Bu gerilim ve kutuplaşma hali bugünün meselesi değil. Darbe dönemleriyle, gençliğin çatıştırılmasıyla, tutuşturulan yangınlarla büyütülen Türk-Kürt, Sünni-Alevi, laik-dindar ayrımlarıyla kin ve nefret tuzaklarına çekildik. Millet bünyemizde yaralar açıldı, zaaflar oluşturuldu. Bunların üzerine tuzaklar kuruldu, planlar yapıldı, oyunlar oynandı. Bölgemiz, etrafımız hallaç pamuğu gibi atıldı. Mısır, Suriye, Irak, Libya kan gölüne döndü. Şu anda milletçe biz de endişeliyiz. Kapımızdaki tehlike bertaraf edilebilmiş değil. Şu 30 Mart’a kadar geçecek 40 gün bile, kazasız belâlısız atlatmak için dua dua yalvardığımız ne uzun bir zaman dilimi oldu. Yerel seçimlerden dört ay sonra da Cumhurbaşkanlığı seçimi var. Önümüzdeki beş ay, yüksek tansiyon altında biter mi? Giderek artan kutuplaşma, gerilim -Allah muhafaza- provokasyonlarla, suikastlarla tırmandırılırsa, ya hayati organlara pıhtı atma tehlikesi doğarsa? Bindiğimiz dalı kesiyor olma endişesi, şu anda makul çoğunluğun kimyasını bozuyor.
Yaşadığımız bir kâbus olmalı. Daha aylar önce, farklılıklarımızın zenginlik olduğunu, bir arada yaşamanın erdem olduğunu konuşuyorduk. Birbirimizi dinleyelim, anlamaya çalışalım, uzlaşmamız lazım, diyorduk. Bu ülke hepimizin, kimse kimseyi bu topraklardan söküp atamaz, gelin birbirimizle uğraşmayı bırakalım, hayırda, iyiliklerde, refah ve huzur için beraber olalım, diyorduk. Ne oldu böyle bize? Ne oldu da Sayın Cumhurbaşkanı; “Bir zamanlar çok parlayan ışığımız, aynı parlaklıkta değil bugün…” diye iç geçiriyor? Bir daha düşünelim…
Yorum:
Sahte Işık
Siyasetimiz İslam'dan uzak, ekonomimiz İslam'dan uzak, adli sistemimiz İslam'dan uzak Ahlakımızın İslam ile alakası yok. Toplumsal yapımız bu kadar Allah'ın emirlerinden uzak olursa parlayan bir ışıktan bahsetmek ancak kendini kandırmak olur. Zaten bugüne kadar estirilen hava da yalancı bahardan başkaca birşey değildi. Bu durumu görenler gerekli uyarıları yaptılar lakin çok da dikkate alınmadılar hatta düşmanlıkla suçlandılar.

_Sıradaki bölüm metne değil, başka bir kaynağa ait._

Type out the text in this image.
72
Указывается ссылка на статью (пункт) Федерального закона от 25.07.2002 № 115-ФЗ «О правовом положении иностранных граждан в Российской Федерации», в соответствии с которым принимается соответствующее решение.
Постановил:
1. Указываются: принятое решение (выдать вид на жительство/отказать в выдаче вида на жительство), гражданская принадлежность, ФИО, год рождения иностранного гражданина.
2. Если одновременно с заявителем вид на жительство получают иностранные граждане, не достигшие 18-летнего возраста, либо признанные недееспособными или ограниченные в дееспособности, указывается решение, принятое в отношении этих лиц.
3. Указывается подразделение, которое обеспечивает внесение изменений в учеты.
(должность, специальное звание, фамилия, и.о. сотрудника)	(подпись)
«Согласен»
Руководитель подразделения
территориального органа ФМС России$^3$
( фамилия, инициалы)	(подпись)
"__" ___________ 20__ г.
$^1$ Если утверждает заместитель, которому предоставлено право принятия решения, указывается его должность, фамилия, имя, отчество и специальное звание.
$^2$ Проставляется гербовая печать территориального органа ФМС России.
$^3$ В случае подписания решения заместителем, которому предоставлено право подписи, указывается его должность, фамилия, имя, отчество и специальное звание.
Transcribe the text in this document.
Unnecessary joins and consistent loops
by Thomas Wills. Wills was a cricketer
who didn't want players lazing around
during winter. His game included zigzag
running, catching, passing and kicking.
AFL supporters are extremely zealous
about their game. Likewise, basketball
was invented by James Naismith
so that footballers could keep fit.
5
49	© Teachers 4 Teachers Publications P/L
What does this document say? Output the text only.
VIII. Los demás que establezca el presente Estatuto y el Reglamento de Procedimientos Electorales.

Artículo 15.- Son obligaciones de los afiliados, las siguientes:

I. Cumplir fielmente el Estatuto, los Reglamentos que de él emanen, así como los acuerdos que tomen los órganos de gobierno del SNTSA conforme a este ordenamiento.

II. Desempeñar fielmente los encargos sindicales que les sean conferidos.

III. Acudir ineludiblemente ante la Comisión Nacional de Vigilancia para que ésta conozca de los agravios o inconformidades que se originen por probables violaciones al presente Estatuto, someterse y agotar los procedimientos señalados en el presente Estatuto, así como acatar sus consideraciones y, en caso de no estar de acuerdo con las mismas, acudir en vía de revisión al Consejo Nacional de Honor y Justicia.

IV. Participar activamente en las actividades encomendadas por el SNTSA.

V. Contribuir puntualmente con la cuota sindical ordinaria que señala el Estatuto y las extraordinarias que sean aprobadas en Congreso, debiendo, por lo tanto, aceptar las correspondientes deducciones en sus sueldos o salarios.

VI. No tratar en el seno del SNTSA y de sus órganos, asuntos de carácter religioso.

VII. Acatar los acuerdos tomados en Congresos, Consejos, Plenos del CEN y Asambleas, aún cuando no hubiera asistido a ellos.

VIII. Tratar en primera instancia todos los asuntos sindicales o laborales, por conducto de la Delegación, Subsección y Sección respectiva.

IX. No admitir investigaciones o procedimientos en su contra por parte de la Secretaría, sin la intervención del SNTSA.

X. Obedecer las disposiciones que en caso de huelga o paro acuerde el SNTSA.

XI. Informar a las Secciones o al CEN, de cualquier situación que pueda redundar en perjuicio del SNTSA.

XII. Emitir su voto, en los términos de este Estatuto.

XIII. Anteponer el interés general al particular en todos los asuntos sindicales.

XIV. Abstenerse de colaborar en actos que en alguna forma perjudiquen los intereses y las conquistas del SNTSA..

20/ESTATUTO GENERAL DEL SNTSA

İnandığımızı söylediğimiz kitap elimizdeyken, Hz.Peygamber gibi bir örneğe sahipken düştüğümüz bu durum aslında onlardan ne kadar uzak yaşadığımızın en önemli göstergesidir. Bu musibet umarım kaynaklarımıza gerçek manada dönüşe ve hayatımızı onlarla dizayn etmemiz gerektiğinin anlaşılmasına vesile olur. İşte o zaman gerçekten parlayan bir ışığımız olabilir.